Lalu siapa yang bertanggung jawab? Ulama,
Niniak Mamak, Pemangku Kekuasaan dan kita semua. Namun disini, kita
menyorot kinerja Gubernur Sumatera Barat, sampai sejauh mana
langkah-langkah antisipatif dan preventif dilakukan? Sejauh mana
ketegasannya selama berkuasa dalam memberantas hal tersebut? Ini jadi
pertanyaan besar. Jangan lagi bersembunyi dibalik otonomi daerah untuk
bertindak tegas. Ini ranah minang sedang darurat moral.
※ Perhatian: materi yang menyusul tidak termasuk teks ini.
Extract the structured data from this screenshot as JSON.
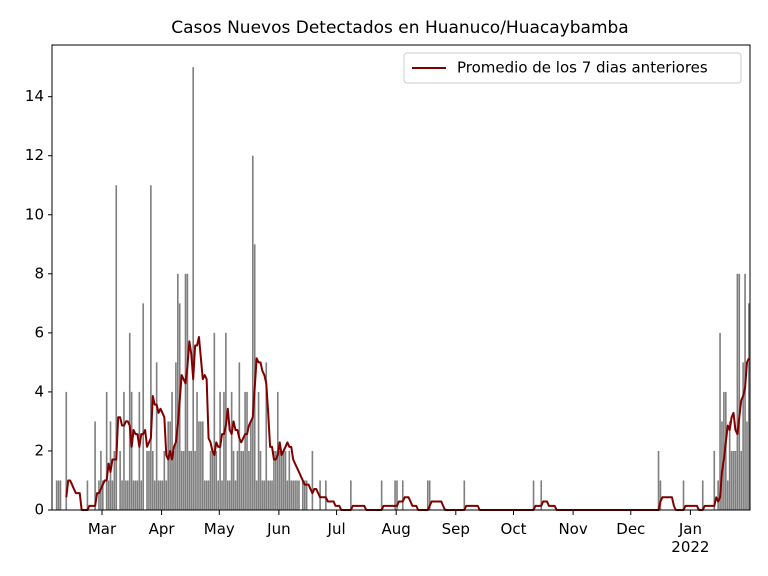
{
  "chart_data": {
    "type": "bar",
    "title": "Casos Nuevos Detectados en Huanuco/Huacaybamba",
    "xlim": [
      0,
      363
    ],
    "ylim": [
      0,
      15.75
    ],
    "yticks": [
      0,
      2,
      4,
      6,
      8,
      10,
      12,
      14
    ],
    "xticks": [
      {
        "value": 26,
        "label": "Mar"
      },
      {
        "value": 57,
        "label": "Apr"
      },
      {
        "value": 87,
        "label": "May"
      },
      {
        "value": 118,
        "label": "Jun"
      },
      {
        "value": 148,
        "label": "Jul"
      },
      {
        "value": 179,
        "label": "Aug"
      },
      {
        "value": 210,
        "label": "Sep"
      },
      {
        "value": 240,
        "label": "Oct"
      },
      {
        "value": 271,
        "label": "Nov"
      },
      {
        "value": 301,
        "label": "Dec"
      },
      {
        "value": 332,
        "label": "Jan\n2022"
      }
    ],
    "legend": "upper right",
    "x": [
      0,
      1,
      2,
      3,
      4,
      5,
      6,
      7,
      8,
      9,
      10,
      11,
      12,
      13,
      14,
      15,
      16,
      17,
      18,
      19,
      20,
      21,
      22,
      23,
      24,
      25,
      26,
      27,
      28,
      29,
      30,
      31,
      32,
      33,
      34,
      35,
      36,
      37,
      38,
      39,
      40,
      41,
      42,
      43,
      44,
      45,
      46,
      47,
      48,
      49,
      50,
      51,
      52,
      53,
      54,
      55,
      56,
      57,
      58,
      59,
      60,
      61,
      62,
      63,
      64,
      65,
      66,
      67,
      68,
      69,
      70,
      71,
      72,
      73,
      74,
      75,
      76,
      77,
      78,
      79,
      80,
      81,
      82,
      83,
      84,
      85,
      86,
      87,
      88,
      89,
      90,
      91,
      92,
      93,
      94,
      95,
      96,
      97,
      98,
      99,
      100,
      101,
      102,
      103,
      104,
      105,
      106,
      107,
      108,
      109,
      110,
      111,
      112,
      113,
      114,
      115,
      116,
      117,
      118,
      119,
      120,
      121,
      122,
      123,
      124,
      125,
      126,
      127,
      128,
      129,
      130,
      131,
      132,
      133,
      134,
      135,
      136,
      137,
      138,
      139,
      140,
      141,
      142,
      143,
      144,
      145,
      146,
      147,
      148,
      149,
      150,
      151,
      152,
      153,
      154,
      155,
      156,
      157,
      158,
      159,
      160,
      161,
      162,
      163,
      164,
      165,
      166,
      167,
      168,
      169,
      170,
      171,
      172,
      173,
      174,
      175,
      176,
      177,
      178,
      179,
      180,
      181,
      182,
      183,
      184,
      185,
      186,
      187,
      188,
      189,
      190,
      191,
      192,
      193,
      194,
      195,
      196,
      197,
      198,
      199,
      200,
      201,
      202,
      203,
      204,
      205,
      206,
      207,
      208,
      209,
      210,
      211,
      212,
      213,
      214,
      215,
      216,
      217,
      218,
      219,
      220,
      221,
      222,
      223,
      224,
      225,
      226,
      227,
      228,
      229,
      230,
      231,
      232,
      233,
      234,
      235,
      236,
      237,
      238,
      239,
      240,
      241,
      242,
      243,
      244,
      245,
      246,
      247,
      248,
      249,
      250,
      251,
      252,
      253,
      254,
      255,
      256,
      257,
      258,
      259,
      260,
      261,
      262,
      263,
      264,
      265,
      266,
      267,
      268,
      269,
      270,
      271,
      272,
      273,
      274,
      275,
      276,
      277,
      278,
      279,
      280,
      281,
      282,
      283,
      284,
      285,
      286,
      287,
      288,
      289,
      290,
      291,
      292,
      293,
      294,
      295,
      296,
      297,
      298,
      299,
      300,
      301,
      302,
      303,
      304,
      305,
      306,
      307,
      308,
      309,
      310,
      311,
      312,
      313,
      314,
      315,
      316,
      317,
      318,
      319,
      320,
      321,
      322,
      323,
      324,
      325,
      326,
      327,
      328,
      329,
      330,
      331,
      332,
      333,
      334,
      335,
      336,
      337,
      338,
      339,
      340,
      341,
      342,
      343,
      344,
      345,
      346,
      347,
      348,
      349,
      350,
      351,
      352,
      353,
      354,
      355,
      356,
      357,
      358,
      359,
      360,
      361,
      362
    ],
    "series": [
      {
        "type": "bar",
        "color": "#808080",
        "values": [
          0,
          0,
          1,
          1,
          1,
          0,
          0,
          4,
          0,
          0,
          0,
          0,
          0,
          0,
          0,
          0,
          0,
          0,
          1,
          0,
          0,
          0,
          3,
          0,
          1,
          2,
          1,
          0,
          4,
          1,
          3,
          1,
          2,
          11,
          0,
          2,
          1,
          4,
          1,
          1,
          6,
          4,
          1,
          1,
          1,
          4,
          1,
          7,
          0,
          2,
          2,
          11,
          2,
          1,
          5,
          1,
          1,
          1,
          2,
          1,
          3,
          3,
          4,
          2,
          5,
          8,
          7,
          2,
          2,
          8,
          8,
          2,
          2,
          15,
          2,
          4,
          3,
          3,
          3,
          1,
          1,
          1,
          2,
          2,
          6,
          2,
          1,
          4,
          1,
          4,
          6,
          1,
          1,
          4,
          2,
          1,
          2,
          5,
          2,
          2,
          4,
          4,
          2,
          3,
          12,
          9,
          1,
          4,
          2,
          1,
          1,
          5,
          1,
          1,
          1,
          2,
          2,
          4,
          2,
          2,
          2,
          2,
          1,
          2,
          1,
          1,
          1,
          1,
          1,
          0,
          1,
          1,
          1,
          0,
          0,
          2,
          0,
          0,
          0,
          1,
          0,
          0,
          1,
          0,
          0,
          0,
          0,
          0,
          0,
          0,
          0,
          0,
          0,
          0,
          0,
          1,
          0,
          0,
          0,
          0,
          0,
          0,
          0,
          0,
          0,
          0,
          0,
          0,
          0,
          0,
          0,
          1,
          0,
          0,
          0,
          0,
          0,
          0,
          1,
          1,
          0,
          0,
          1,
          0,
          0,
          0,
          0,
          0,
          0,
          0,
          0,
          0,
          0,
          0,
          0,
          1,
          1,
          0,
          0,
          0,
          0,
          0,
          0,
          0,
          0,
          0,
          0,
          0,
          0,
          0,
          0,
          0,
          0,
          0,
          1,
          0,
          0,
          0,
          0,
          0,
          0,
          0,
          0,
          0,
          0,
          0,
          0,
          0,
          0,
          0,
          0,
          0,
          0,
          0,
          0,
          0,
          0,
          0,
          0,
          0,
          0,
          0,
          0,
          0,
          0,
          0,
          0,
          0,
          0,
          0,
          1,
          0,
          0,
          0,
          1,
          0,
          0,
          0,
          0,
          0,
          0,
          0,
          0,
          0,
          0,
          0,
          0,
          0,
          0,
          0,
          0,
          0,
          0,
          0,
          0,
          0,
          0,
          0,
          0,
          0,
          0,
          0,
          0,
          0,
          0,
          0,
          0,
          0,
          0,
          0,
          0,
          0,
          0,
          0,
          0,
          0,
          0,
          0,
          0,
          0,
          0,
          0,
          0,
          0,
          0,
          0,
          0,
          0,
          0,
          0,
          0,
          0,
          0,
          0,
          0,
          2,
          1,
          0,
          0,
          0,
          0,
          0,
          0,
          0,
          0,
          0,
          0,
          0,
          1,
          0,
          0,
          0,
          0,
          0,
          0,
          0,
          0,
          0,
          1,
          0,
          0,
          0,
          0,
          0,
          2,
          0,
          1,
          6,
          3,
          4,
          4,
          1,
          3,
          2,
          2,
          2,
          8,
          8,
          2,
          5,
          8,
          3,
          7
        ]
      },
      {
        "type": "line",
        "name": "Promedio de los 7 dias anteriores",
        "color": "#800000",
        "values": [
          null,
          null,
          null,
          null,
          null,
          null,
          null,
          0.43,
          1,
          1,
          0.86,
          0.71,
          0.57,
          0.57,
          0.57,
          0,
          0,
          0,
          0,
          0.14,
          0.14,
          0.14,
          0.14,
          0.57,
          0.57,
          0.71,
          0.86,
          1,
          1,
          1.57,
          1.29,
          1.71,
          1.71,
          1.71,
          3.14,
          3.14,
          2.86,
          2.86,
          3,
          3,
          2.86,
          2.14,
          2.71,
          2.57,
          2.57,
          2.14,
          2.57,
          2.57,
          2.71,
          2.14,
          2.29,
          2.43,
          3.86,
          3.57,
          3.57,
          3.29,
          3.43,
          3.29,
          3.14,
          1.86,
          1.71,
          2,
          1.71,
          2.14,
          2.29,
          2.86,
          3.71,
          4.57,
          4.43,
          4.29,
          4.86,
          5.71,
          5.29,
          4.43,
          5.57,
          5.57,
          5.86,
          5.14,
          4.43,
          4.57,
          4.43,
          2.43,
          2.29,
          2,
          1.86,
          2.29,
          2.14,
          2.14,
          2.57,
          2.57,
          2.86,
          3.43,
          2.71,
          2.57,
          3,
          2.71,
          2.71,
          2.43,
          2.29,
          2.43,
          2.57,
          2.57,
          2.86,
          3,
          3.14,
          4.14,
          5.14,
          5,
          5,
          4.71,
          4.57,
          4.29,
          3.29,
          2.14,
          2.14,
          1.71,
          1.71,
          1.86,
          2.29,
          1.86,
          2,
          2.14,
          2.29,
          2.14,
          2.14,
          1.71,
          1.57,
          1.43,
          1.29,
          1.14,
          1,
          0.86,
          0.86,
          0.86,
          0.71,
          0.57,
          0.71,
          0.71,
          0.57,
          0.43,
          0.43,
          0.43,
          0.43,
          0.29,
          0.29,
          0.29,
          0.29,
          0.14,
          0.14,
          0.14,
          0,
          0,
          0,
          0,
          0,
          0,
          0.14,
          0.14,
          0.14,
          0.14,
          0.14,
          0.14,
          0.14,
          0,
          0,
          0,
          0,
          0,
          0,
          0,
          0,
          0,
          0.14,
          0.14,
          0.14,
          0.14,
          0.14,
          0.14,
          0.14,
          0.14,
          0.29,
          0.29,
          0.29,
          0.43,
          0.43,
          0.43,
          0.29,
          0.14,
          0.14,
          0.14,
          0,
          0,
          0,
          0,
          0,
          0,
          0.14,
          0.29,
          0.29,
          0.29,
          0.29,
          0.29,
          0.29,
          0.14,
          0,
          0,
          0,
          0,
          0,
          0,
          0,
          0,
          0,
          0,
          0,
          0.14,
          0.14,
          0.14,
          0.14,
          0.14,
          0.14,
          0.14,
          0,
          0,
          0,
          0,
          0,
          0,
          0,
          0,
          0,
          0,
          0,
          0,
          0,
          0,
          0,
          0,
          0,
          0,
          0,
          0,
          0,
          0,
          0,
          0,
          0,
          0,
          0,
          0,
          0,
          0.14,
          0.14,
          0.14,
          0.14,
          0.29,
          0.29,
          0.29,
          0.14,
          0.14,
          0.14,
          0.14,
          0,
          0,
          0,
          0,
          0,
          0,
          0,
          0,
          0,
          0,
          0,
          0,
          0,
          0,
          0,
          0,
          0,
          0,
          0,
          0,
          0,
          0,
          0,
          0,
          0,
          0,
          0,
          0,
          0,
          0,
          0,
          0,
          0,
          0,
          0,
          0,
          0,
          0,
          0,
          0,
          0,
          0,
          0,
          0,
          0,
          0,
          0,
          0,
          0,
          0,
          0,
          0,
          0,
          0,
          0.29,
          0.43,
          0.43,
          0.43,
          0.43,
          0.43,
          0.43,
          0.14,
          0,
          0,
          0,
          0,
          0,
          0.14,
          0.14,
          0.14,
          0.14,
          0.14,
          0.14,
          0.14,
          0,
          0,
          0,
          0.14,
          0.14,
          0.14,
          0.14,
          0.14,
          0.14,
          0.43,
          0.29,
          0.43,
          1.29,
          1.71,
          2.29,
          2.86,
          2.71,
          3.14,
          3.29,
          2.71,
          2.57,
          3.14,
          3.71,
          3.86,
          4.14,
          5,
          5.14
        ]
      }
    ]
  }
}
Pun, Walikota Padang yang baru, ditantang
dengan hal serupa, mampukah melenyapkan prostitusi di Padang. Jangan
sampai kalah dengan walikota sebelumnya, meskipun tak dilenyapkan
semuanya. Minimal, jalan-jalan di daerah taman budaya sudah terang, ada
Satpol PP yang berjaga-jaga di sana, siapa yang kedapatan sedang
“manggaleh” langsung saja “dicokok”, begitu pula di Bukit Lampu, dirikan
saja Posko Pol PP di sana, biar bisa razia setiap hari.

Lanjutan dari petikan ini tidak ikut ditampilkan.